Among the nice features of the Kindle software is the ability to hilight blocks of text and to take notes. This is hardly something new; I often hilight passages in paper books too, and use Post-It notes to leave my comments, questions and thoughts. The hard part is in remembering exactly which books on my shelf held the quotes I marked or notes I left. With electronic books and notes, I should be able to let the computer do the remembering and searching for me. Unfortunately the Kindle is pretty much a closed system; I’d found no easy way to get to the highlights or notes other than through the Kindle itself. That makes the use of hilighted text in blog posts, letters or presentations difficult.
All that changed today, thanks to this article and a comment left by someone named Zach. I’m happy to have found a way to get information out of Amazon’s system. It’s by no means perfect or automatable, and there’s no guarantee that Amazon won’t change this or take it away at some point in the future, but for now it’s better than nothing.
If you’d like to use their system to keep track of your reading, you can do so under the Reading Status column, and you can rate your books as well. You also have the option here of making your status, ratings and notes public from this page,
though I’ve not figured out yet how someone else would see them. update: use the “Hello <name>” menu at the top right-hand corner of the page to view your Profile, then people can use a link like this (thanks to this post by Scott H for helping me discover it).
From here you can copy the text and paste it wherever you’d like.
This changes the decision of what format to purchase books – electronic or paper – for me.
This is not meant to be a method for wholesale plagiarism, of course.

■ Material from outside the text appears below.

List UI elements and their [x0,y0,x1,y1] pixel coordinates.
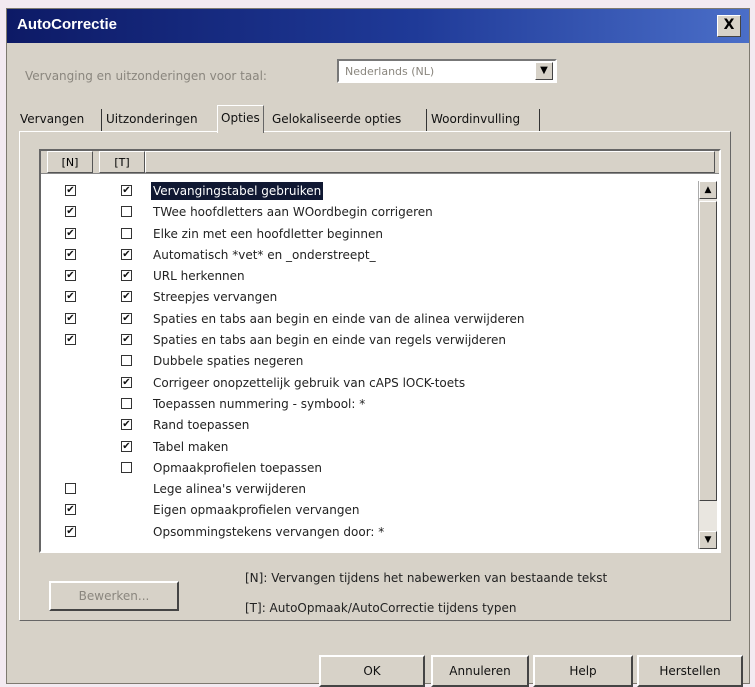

(btw, if there are other ways of getting notes & highlights out of Amazon’s locked box, please let me know in comments below.)
Interesting juxtaposition: my initial search for “how to copy text from hilights” came as I was trying to decide what format of a book to buy, paper or Kindle. The book in question is The Innovator’s Cookbook, by one of my favorite non-fiction authors, Steven B Johnson. The article I reference above, where I found the comment, is in response to something Steven wrote. And today, at about the same time as I was creating this very post, Steven was posting to his own blog about a tool to “capture what I was reading.” The tool is Findings, and it includes a way to grab data from the very kindle.amazon.com page I had just discovered!
This isn’t the first time that this has happened, by the way, see Accidents and Emergence.